Thu, Oct 17, 4:05pm by Dominic Ciconte
QUEENSLAND is set to become Australia’s gambling Mecca following the State Government’s decision to offer three new casino licences across the state. The three new casinos will take the state’s number up to seven.
Queensland Premier Campbell Newman confirmed that Monday’s decision was made to assist the state in competing for global tourism, while also creating thousands of jobs for the state.
“We’re in a global competition for tourists,” he said. “The offering we have at the moment, I’m afraid, is not up there with our competitors and that’s why we’re taking this step.”
Newman also stipulated that any new development could not just be a stand-alone casino. Mr Newman and his deputy, Jeff Seeney said they would only consider awarding licences as part of an integrated resort-style development.
“Integrated developments, including casinos, have proven their ability to increase visitor numbers and stays elsewhere in the world,” Mr Seeney said. “They are not just casinos as we have previously seen in Queensland, in fact, the casino is the only part of these major developments which are tourism draw cards in their own right.”
Mr Newman said that without the new resorts, which included the casinos, Queensland’s tourism future was “bleak”.
The announcement will almost certainly set up another battle in the ‘casino wars’ between James Packer’s Crown empire and Echo Entertainment – owners of Sydney’s Star Casino. The two parties recently competed for Sydney’s new casino licence – which Crown was awarded to add to its thriving casinos in Melbourne, Perth, Macau and London.
Reverend Tim Costello, a chairperson on the Australian Churches Gambling Taskforce, told ABC News that the Government’s decision was “depressing”. “These are state licences and the state should be acting in the interests of Queensland people,” he said. “I think this is utterly irresponsible.”
Gambling counsellor Reverend John Tully says their presence will have a devastating impact. “It will rip families apart and each gambler will affect 10 to 15 other people,” he said.
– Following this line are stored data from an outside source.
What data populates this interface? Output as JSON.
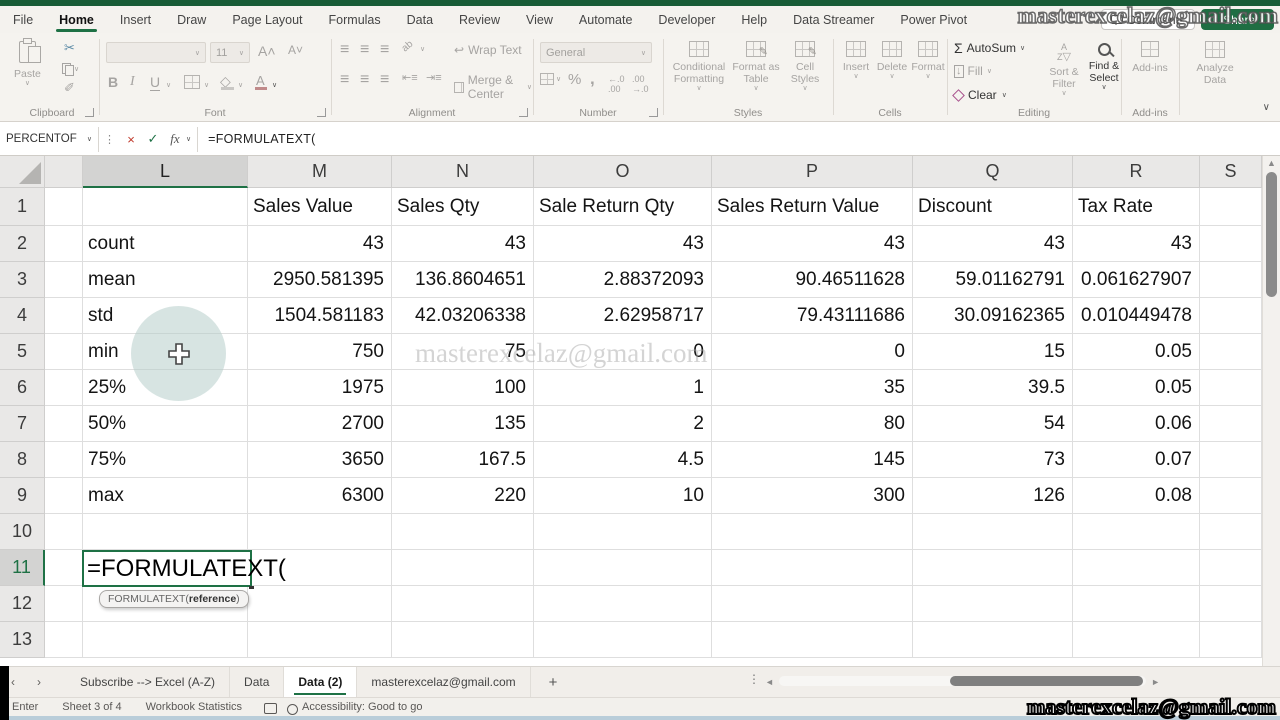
{
  "titlebar": {
    "watermark": "masterexcelaz@gmail.com",
    "comments_label": "Comments",
    "share_label": "Share"
  },
  "menu": {
    "tabs": [
      {
        "label": "File",
        "active": false
      },
      {
        "label": "Home",
        "active": true
      },
      {
        "label": "Insert",
        "active": false
      },
      {
        "label": "Draw",
        "active": false
      },
      {
        "label": "Page Layout",
        "active": false
      },
      {
        "label": "Formulas",
        "active": false
      },
      {
        "label": "Data",
        "active": false
      },
      {
        "label": "Review",
        "active": false
      },
      {
        "label": "View",
        "active": false
      },
      {
        "label": "Automate",
        "active": false
      },
      {
        "label": "Developer",
        "active": false
      },
      {
        "label": "Help",
        "active": false
      },
      {
        "label": "Data Streamer",
        "active": false
      },
      {
        "label": "Power Pivot",
        "active": false
      }
    ]
  },
  "ribbon": {
    "clipboard": {
      "label": "Clipboard",
      "paste": "Paste"
    },
    "font": {
      "label": "Font",
      "size": "11",
      "bold": "B",
      "italic": "I",
      "underline": "U"
    },
    "alignment": {
      "label": "Alignment",
      "wrap": "Wrap Text",
      "merge": "Merge & Center"
    },
    "number": {
      "label": "Number",
      "format": "General"
    },
    "styles": {
      "label": "Styles",
      "conditional": "Conditional Formatting",
      "format_table": "Format as Table",
      "cell_styles": "Cell Styles"
    },
    "cells": {
      "label": "Cells",
      "insert": "Insert",
      "delete": "Delete",
      "format": "Format"
    },
    "editing": {
      "label": "Editing",
      "autosum": "AutoSum",
      "fill": "Fill",
      "clear": "Clear",
      "sort": "Sort & Filter",
      "find": "Find & Select"
    },
    "addins": {
      "label": "Add-ins",
      "addins": "Add-ins",
      "analyze": "Analyze Data"
    }
  },
  "formula_bar": {
    "name_box": "PERCENTOF",
    "formula": "=FORMULATEXT("
  },
  "sheet": {
    "selected_column": "L",
    "selected_row": "11",
    "columns": [
      "L",
      "M",
      "N",
      "O",
      "P",
      "Q",
      "R",
      "S"
    ],
    "visible_rows": [
      "1",
      "2",
      "3",
      "4",
      "5",
      "6",
      "7",
      "8",
      "9",
      "10",
      "11",
      "12",
      "13"
    ],
    "header_row": [
      "Sales Value",
      "Sales Qty",
      "Sale Return Qty",
      "Sales Return Value",
      "Discount",
      "Tax Rate"
    ],
    "stat_rows": [
      {
        "label": "count",
        "values": [
          "43",
          "43",
          "43",
          "43",
          "43",
          "43"
        ]
      },
      {
        "label": "mean",
        "values": [
          "2950.581395",
          "136.8604651",
          "2.88372093",
          "90.46511628",
          "59.01162791",
          "0.061627907"
        ]
      },
      {
        "label": "std",
        "values": [
          "1504.581183",
          "42.03206338",
          "2.62958717",
          "79.43111686",
          "30.09162365",
          "0.010449478"
        ]
      },
      {
        "label": "min",
        "values": [
          "750",
          "75",
          "0",
          "0",
          "15",
          "0.05"
        ]
      },
      {
        "label": "25%",
        "values": [
          "1975",
          "100",
          "1",
          "35",
          "39.5",
          "0.05"
        ]
      },
      {
        "label": "50%",
        "values": [
          "2700",
          "135",
          "2",
          "80",
          "54",
          "0.06"
        ]
      },
      {
        "label": "75%",
        "values": [
          "3650",
          "167.5",
          "4.5",
          "145",
          "73",
          "0.07"
        ]
      },
      {
        "label": "max",
        "values": [
          "6300",
          "220",
          "10",
          "300",
          "126",
          "0.08"
        ]
      }
    ],
    "edit_cell": {
      "row": "11",
      "column": "L",
      "text": "=FORMULATEXT(",
      "tooltip_fn": "FORMULATEXT(",
      "tooltip_arg": "reference",
      "tooltip_close": ")"
    },
    "watermark": "masterexcelaz@gmail.com"
  },
  "sheet_tabs": {
    "tabs": [
      {
        "label": "Subscribe --> Excel (A-Z)",
        "active": false
      },
      {
        "label": "Data",
        "active": false
      },
      {
        "label": "Data (2)",
        "active": true
      },
      {
        "label": "masterexcelaz@gmail.com",
        "active": false
      }
    ],
    "add_label": "+"
  },
  "status_bar": {
    "mode": "Enter",
    "sheet_info": "Sheet 3 of 4",
    "workbook_stats": "Workbook Statistics",
    "accessibility": "Accessibility: Good to go",
    "watermark": "masterexcelaz@gmail.com"
  }
}
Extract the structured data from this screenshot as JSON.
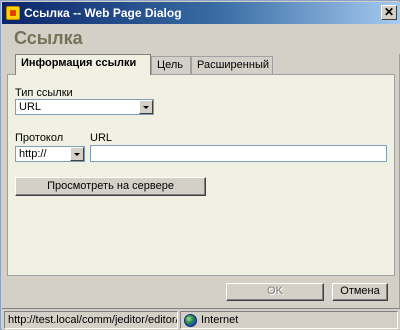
{
  "window": {
    "title": "Ссылка -- Web Page Dialog",
    "close_symbol": "✕"
  },
  "dialog": {
    "heading": "Ссылка"
  },
  "tabs": [
    {
      "label": "Информация ссылки",
      "active": true
    },
    {
      "label": "Цель",
      "active": false
    },
    {
      "label": "Расширенный",
      "active": false
    }
  ],
  "form": {
    "link_type_label": "Тип ссылки",
    "link_type_value": "URL",
    "protocol_label": "Протокол",
    "protocol_value": "http://",
    "url_label": "URL",
    "url_value": "",
    "browse_server_label": "Просмотреть на сервере"
  },
  "footer": {
    "ok_label": "OK",
    "cancel_label": "Отмена"
  },
  "statusbar": {
    "url": "http://test.local/comm/jeditor/editor/",
    "zone": "Internet"
  },
  "icons": {
    "app": "page-dialog-icon",
    "zone": "globe-icon",
    "dropdown": "chevron-down-icon"
  }
}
Reverend Tully says the Queensland Government is being greedy. “A certain French politician said the art is to pluck the goose without too much hissing – well, gamblers and addicts are willing taxpayers,” he said.
The Queensland Council of Social Service (QCOSS) has also raised concern about the impact of more casinos and gambling opportunities.
The three new licences will do fantastic things for the Queensland economy and, if developed and designed well, will definitely attract tourists from around the globe. A bit of competition between casino giants can only be a good thing for the average punter – this is an exciting announcement for Queensland and the gaming industry.